There are three schools in Whitchurch.

- Whitchurch High School, the largest comprehensive school in Wales with around 2400 pupils, located on Penlline Road.
- Ysgol Gymraeg Melin Gruffydd, a two form entry Welsh-medium primary school on Glan-Y-Nant Road. The school is categorised by Welsh Government in the green category as a highly effective school. Its motto is Cofia ddysgu byw.
- Whitchurch Primary School, located on Erw Las, one of the largest primary schools in Wales with over 700 pupils aged three to eleven. The school opened in September 2012 following the closure of Eglwys Newydd Primary School and Eglwys Wen Primary School. The school was officially opened by international footballer Gareth Bale. Its motto is Work together, play together, succeed together. The school is categorised by Welsh Government in the green category as a highly effective school.

==Sport==

Whitchurch Rugby Club's Dance 1952

Whitchurch Golf Club was established in July 1914.

Whitchurch Rugby Club, known as 'Whitchurch Warriors', was established in 1892 or a few years earlier. Home games are played in Hailey Park in neighbouring Llandaff North. The club runs several teams for men, women, girls and boys. The men's first team play in Division 3, East-central C, of the WRU National Leagues.

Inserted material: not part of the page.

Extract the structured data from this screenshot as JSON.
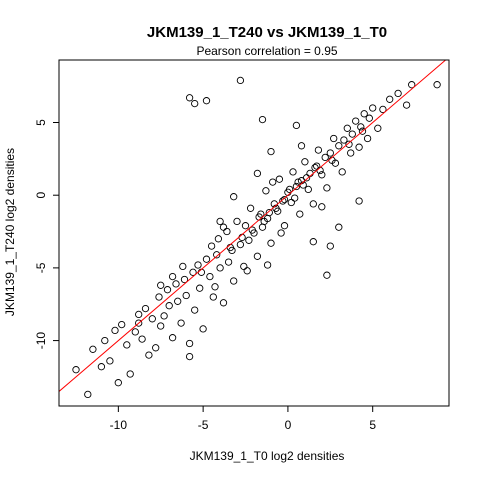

Whitchurch High School has produced three international sporting champions: British Lions rugby captain, Sam Warburton; Champions League winning footballer, Gareth Bale; Tour de France winning cyclist, Geraint Thomas.

==Transport==
Whitchurch lies between two urban rail lines on the Valley Lines network. The Merthyr Line runs through neighbouring Llandaff North stopping at Llandaf railway station, near Whitchurch. Trains run between the Cardiff Valleys and the Vale of Glamorgan via Cardiff city centre. Whitchurch (Cardiff) railway station is located on the Coryton Line where trains run between Coryton and Radyr via the city centre.

Cardiff Bus services 21, 23, 24, 25 and 35 run through parts of Whitchurch to Cardiff city centre.

The A470 road runs through the east of Whitchurch towards Merthyr Tydfil and North Wales.